I’ve been writing lots of short comics reviews lately, so I thought I’d compile them into blog posts periodically. I proudly present Short Cuts 1.
This morning I finished The Sixth Gun Book 7: Not the Bullet, But the Fall. I only recently read that the creators’ creed for the title is “no one is safe” (just like The Walking Dead). That’s certainly proving true here. The previous collection had the unexpected demise of one of the major villains; this one has has four apparent deaths (possibly five) among the group of heroes. The description on the back cover says “This is the beginning of the end!” I believe the series conclusion is set for issue 150, which is only 9 issues off.
They have actually starting putting out deluxe hardcovers combining two TPBs plus extras, similar to the recent DC model. So if you wanted to start reading the series and prefer hardcovers, here’s your chance!
As a supernatural Western, the most obvious point of comparison would be Jonah Hex (at least in some of the versions of it). But I find myself constantly thinking about Hellboy instead. This story also has a sense of doom hanging over it, and the protagonist Drake Sinclair even has an apparent curse hanging over him personally, similar to the demonic origin that Hellboy must fight against. And the fate of the whole world hangs in the balance here as well. Also, there’s lots of monsters.
Letter 44 Volume 1: Escape Velocity collects the first six issues of the series. It’s a great concept: newly elected President Stephen Blades opens a letter from his predecessor which immediately changes the agenda for his first term. NASA has discovered an alien presence in the asteroid belt, and a manned mission was sent to investigate when probes were unable to send back good information. The mission is so secret that only the President and a few close advisers know about it, so it comes as a complete surprise.
In the first two issues we learn that it is feared that the alien’s intentions are not peaceful. They’re using some sort of electronic blanket of secrecy around the project in the asteroids, and they have made no attempt to communicate with Earth–something clearly within their technological capabilities. We also meet the ship’s crew, a volatile collection of scientists and military. The commander has gotten pregnant during the mission, a fact which the crew has kept secret. And they penetrate the barrier, finally getting a good look at the huge object the aliens are building, which they dub the Chandelier. They’re not sure what it does, but that’s what it looks like.
That’s just two issues! I think it’s safe to say that Soule can’t be accused of decompressed story telling. Everything you thought you knew about the former President’s actions turns out to be wrong. Or most of it, anyway. Former President Carroll appears to be working behind the scenes to maintain the agenda he had while in office. So the politics are really messy.
But the crew of the Clarke is having lots of adventures, too. Either story could be enough for a comic.

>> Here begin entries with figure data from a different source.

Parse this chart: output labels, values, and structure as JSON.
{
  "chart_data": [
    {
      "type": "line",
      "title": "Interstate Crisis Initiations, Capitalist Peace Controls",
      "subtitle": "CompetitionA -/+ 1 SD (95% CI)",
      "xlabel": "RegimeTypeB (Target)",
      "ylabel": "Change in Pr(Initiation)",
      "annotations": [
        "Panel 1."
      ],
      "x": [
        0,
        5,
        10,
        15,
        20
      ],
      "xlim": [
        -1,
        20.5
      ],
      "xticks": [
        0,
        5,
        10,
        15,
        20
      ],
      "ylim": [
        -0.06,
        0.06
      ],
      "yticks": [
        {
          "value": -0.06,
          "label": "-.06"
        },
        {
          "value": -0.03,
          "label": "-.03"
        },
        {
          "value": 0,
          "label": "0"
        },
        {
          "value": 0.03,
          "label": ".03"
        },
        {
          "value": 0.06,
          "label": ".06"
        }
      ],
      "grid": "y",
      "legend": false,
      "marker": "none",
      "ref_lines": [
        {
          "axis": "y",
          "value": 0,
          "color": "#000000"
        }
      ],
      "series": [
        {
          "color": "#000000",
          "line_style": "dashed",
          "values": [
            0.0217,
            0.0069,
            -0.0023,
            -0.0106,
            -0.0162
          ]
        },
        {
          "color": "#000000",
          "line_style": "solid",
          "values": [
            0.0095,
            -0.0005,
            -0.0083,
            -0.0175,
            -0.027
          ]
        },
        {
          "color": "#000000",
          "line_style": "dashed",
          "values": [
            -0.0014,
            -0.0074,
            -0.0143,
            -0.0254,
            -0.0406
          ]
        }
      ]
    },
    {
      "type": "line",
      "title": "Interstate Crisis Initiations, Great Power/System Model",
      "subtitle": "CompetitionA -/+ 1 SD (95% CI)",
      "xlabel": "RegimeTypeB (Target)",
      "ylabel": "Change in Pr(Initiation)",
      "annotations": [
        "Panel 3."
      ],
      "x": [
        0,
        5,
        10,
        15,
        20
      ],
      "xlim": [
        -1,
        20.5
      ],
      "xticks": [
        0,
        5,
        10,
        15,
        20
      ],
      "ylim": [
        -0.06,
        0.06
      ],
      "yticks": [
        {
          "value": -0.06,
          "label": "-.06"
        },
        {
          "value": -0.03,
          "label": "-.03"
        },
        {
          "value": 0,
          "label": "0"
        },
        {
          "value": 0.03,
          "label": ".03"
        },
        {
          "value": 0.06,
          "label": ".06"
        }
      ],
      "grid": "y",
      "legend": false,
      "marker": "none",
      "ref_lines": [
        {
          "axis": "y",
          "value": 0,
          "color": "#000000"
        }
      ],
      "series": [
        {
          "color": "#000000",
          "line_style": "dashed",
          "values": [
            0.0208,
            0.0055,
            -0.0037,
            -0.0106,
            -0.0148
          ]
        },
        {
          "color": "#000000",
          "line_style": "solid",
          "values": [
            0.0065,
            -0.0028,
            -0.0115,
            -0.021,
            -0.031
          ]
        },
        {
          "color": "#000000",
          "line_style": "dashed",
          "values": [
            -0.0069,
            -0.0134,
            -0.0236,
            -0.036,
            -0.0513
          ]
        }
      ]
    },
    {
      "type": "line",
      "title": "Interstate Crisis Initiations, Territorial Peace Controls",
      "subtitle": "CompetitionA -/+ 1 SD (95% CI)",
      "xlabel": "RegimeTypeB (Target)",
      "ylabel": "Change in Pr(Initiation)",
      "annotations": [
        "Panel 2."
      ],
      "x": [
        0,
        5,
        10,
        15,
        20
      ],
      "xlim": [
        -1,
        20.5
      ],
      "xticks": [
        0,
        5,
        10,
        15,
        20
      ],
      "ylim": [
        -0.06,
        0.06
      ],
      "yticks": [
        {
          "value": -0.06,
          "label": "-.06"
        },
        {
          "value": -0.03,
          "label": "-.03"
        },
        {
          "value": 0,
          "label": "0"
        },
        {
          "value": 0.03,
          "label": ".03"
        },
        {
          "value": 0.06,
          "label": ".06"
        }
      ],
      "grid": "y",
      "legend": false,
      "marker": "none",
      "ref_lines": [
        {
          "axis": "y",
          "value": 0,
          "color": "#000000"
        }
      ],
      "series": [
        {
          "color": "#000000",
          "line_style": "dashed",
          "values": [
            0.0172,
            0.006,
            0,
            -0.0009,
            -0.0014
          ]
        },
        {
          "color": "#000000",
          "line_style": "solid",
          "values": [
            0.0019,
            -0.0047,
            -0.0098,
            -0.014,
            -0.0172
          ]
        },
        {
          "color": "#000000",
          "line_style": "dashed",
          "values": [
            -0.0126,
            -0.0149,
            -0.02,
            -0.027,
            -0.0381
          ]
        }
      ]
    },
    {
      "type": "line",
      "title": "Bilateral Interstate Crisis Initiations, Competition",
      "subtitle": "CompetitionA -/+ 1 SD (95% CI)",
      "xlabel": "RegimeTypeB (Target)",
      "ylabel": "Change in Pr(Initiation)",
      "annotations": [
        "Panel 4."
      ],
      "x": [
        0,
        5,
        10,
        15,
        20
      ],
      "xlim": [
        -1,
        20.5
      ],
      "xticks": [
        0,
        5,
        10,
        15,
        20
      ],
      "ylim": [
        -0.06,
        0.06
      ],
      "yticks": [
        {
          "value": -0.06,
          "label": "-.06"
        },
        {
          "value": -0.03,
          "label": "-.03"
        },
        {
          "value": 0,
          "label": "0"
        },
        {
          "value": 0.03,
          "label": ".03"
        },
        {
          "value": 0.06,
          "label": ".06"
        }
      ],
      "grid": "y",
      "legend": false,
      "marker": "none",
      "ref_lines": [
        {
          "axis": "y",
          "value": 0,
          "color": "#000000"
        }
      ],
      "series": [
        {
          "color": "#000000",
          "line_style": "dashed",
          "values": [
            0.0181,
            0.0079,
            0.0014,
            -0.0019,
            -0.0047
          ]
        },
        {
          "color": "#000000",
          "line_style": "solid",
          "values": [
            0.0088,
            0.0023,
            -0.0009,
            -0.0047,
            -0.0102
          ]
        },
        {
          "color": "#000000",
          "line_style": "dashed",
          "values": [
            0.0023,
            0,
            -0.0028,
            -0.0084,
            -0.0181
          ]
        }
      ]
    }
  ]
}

I like the way Soule juggles them. Most issues have two cliffhangers instead of just one!
Wizzywig: Portrait of a Serial Hacker is Ed Piskor’s first graphic novel, published by Top Shelf in 2012. I’ve had it on my Kindle Fire for awhile from one of the Humble Bundles, and my three-day weekend is a good time to finally crack it open (virtually). It tells the story of Kevin “Boingthump” Phenicle, a legendary computer hacker from the early days of computing. Apple co-founder Steve Jobs is the obvious reference point, but only in general terms (Piskor has fun depicting Boingthump’s interactions with Jobs and his partner Steve Wozniak).
The story shifts between past biography and present media commentary. So we learn early on that the protagonist will wind up in prison, while also seeing him learn about computers and become a hacker. Visually it’s drawn in a black and white cartoon style in the underground comix tradition.

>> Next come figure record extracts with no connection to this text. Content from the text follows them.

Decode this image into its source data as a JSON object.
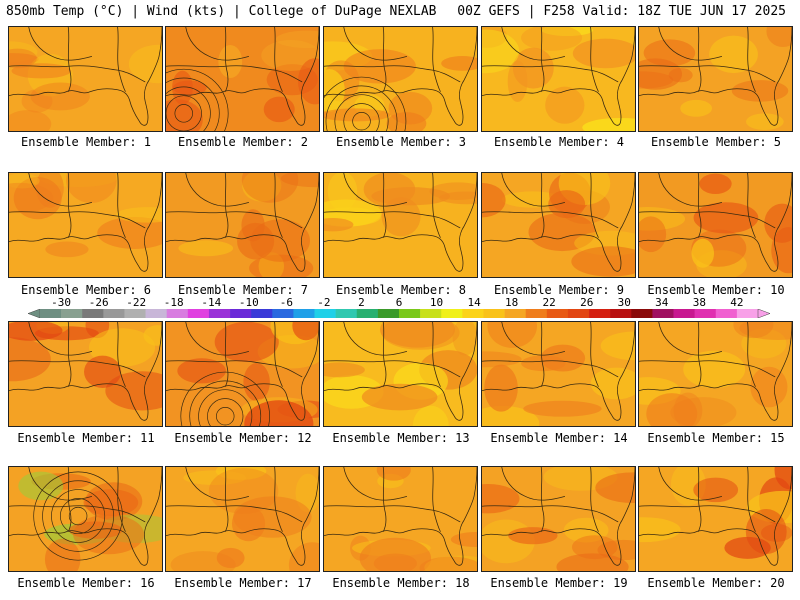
{
  "header": {
    "left": "850mb Temp (°C) | Wind (kts) | College of DuPage NEXLAB",
    "right": "00Z GEFS | F258 Valid: 18Z TUE JUN 17 2025"
  },
  "caption_prefix": "Ensemble Member: ",
  "members": [
    {
      "n": "1",
      "base": "#f5a623",
      "hot": "#ef7d1c",
      "alt": "#f9c21a"
    },
    {
      "n": "2",
      "base": "#f08a1e",
      "hot": "#e85a14",
      "alt": "#f5a623",
      "low": true
    },
    {
      "n": "3",
      "base": "#f7b21f",
      "hot": "#ef7d1c",
      "alt": "#fbd31a",
      "low": true
    },
    {
      "n": "4",
      "base": "#f8b81f",
      "hot": "#f29320",
      "alt": "#fbe41a"
    },
    {
      "n": "5",
      "base": "#f4a224",
      "hot": "#ea6a16",
      "alt": "#f9c21a"
    },
    {
      "n": "6",
      "base": "#f6a922",
      "hot": "#ef7d1c",
      "alt": "#f9c21a"
    },
    {
      "n": "7",
      "base": "#f29a22",
      "hot": "#ea6a16",
      "alt": "#f9c21a"
    },
    {
      "n": "8",
      "base": "#f7b21f",
      "hot": "#ef8a1e",
      "alt": "#fbd31a"
    },
    {
      "n": "9",
      "base": "#f5a623",
      "hot": "#ea6a16",
      "alt": "#f9c21a"
    },
    {
      "n": "10",
      "base": "#f29a22",
      "hot": "#e85a14",
      "alt": "#f9c21a"
    },
    {
      "n": "11",
      "base": "#f4a224",
      "hot": "#e24612",
      "alt": "#f9c21a"
    },
    {
      "n": "12",
      "base": "#f29322",
      "hot": "#e24612",
      "alt": "#f9c21a",
      "low": true
    },
    {
      "n": "13",
      "base": "#f8bb1f",
      "hot": "#ef8a1e",
      "alt": "#fbe41a"
    },
    {
      "n": "14",
      "base": "#f5a623",
      "hot": "#ef7d1c",
      "alt": "#f9c21a"
    },
    {
      "n": "15",
      "base": "#f5a623",
      "hot": "#ef7d1c",
      "alt": "#f9c21a"
    },
    {
      "n": "16",
      "base": "#f4a224",
      "hot": "#ea6a16",
      "alt": "#9ccc3a",
      "low": true
    },
    {
      "n": "17",
      "base": "#f5a623",
      "hot": "#ef7d1c",
      "alt": "#f9c21a"
    },
    {
      "n": "18",
      "base": "#f5a623",
      "hot": "#ef7d1c",
      "alt": "#f9c21a"
    },
    {
      "n": "19",
      "base": "#f4a224",
      "hot": "#ea6a16",
      "alt": "#f9c21a"
    },
    {
      "n": "20",
      "base": "#f5a623",
      "hot": "#e24612",
      "alt": "#f9c21a"
    }
  ],
  "colorbar": {
    "labels": [
      "-30",
      "-26",
      "-22",
      "-18",
      "-14",
      "-10",
      "-6",
      "-2",
      "2",
      "6",
      "10",
      "14",
      "18",
      "22",
      "26",
      "30",
      "34",
      "38",
      "42"
    ],
    "colors": [
      "#6e8f82",
      "#88a090",
      "#7a7a7a",
      "#999999",
      "#b0b0b0",
      "#c8b6d8",
      "#d87ce0",
      "#e040e0",
      "#9a32d8",
      "#6a2ad8",
      "#3a3ad8",
      "#2a6ae0",
      "#20a0e8",
      "#20d0e8",
      "#30c8b0",
      "#28b070",
      "#3a9a2a",
      "#7ac81a",
      "#c8e01a",
      "#f0f01a",
      "#fbd31a",
      "#f9c21a",
      "#f5a623",
      "#ef7d1c",
      "#e85a14",
      "#e24612",
      "#d42010",
      "#b81010",
      "#8a0a0a",
      "#a01060",
      "#c81890",
      "#e030b0",
      "#f060d0",
      "#f8a0e8"
    ]
  }
}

It’s a fun book, especially if you have any history with hacker culture. It goes all the way back to phone hacking and dial-up modems, and the days when hackers were often portrayed as a public menace in the mass media. It has a strong reality base, although no real-life hackers went through quite as much as the protagonist does here, at least as far as I know.
It also helps to have a history with underground comix, because it’s very much in that tradition. That includes the cartooning style as well as the militant anti-establishment tone much of the time. There’s plenty of humor, too. Piskor puts a bunch of jokes about cartoonists in the crawl of a network broadcast he draws late in the book, for one example.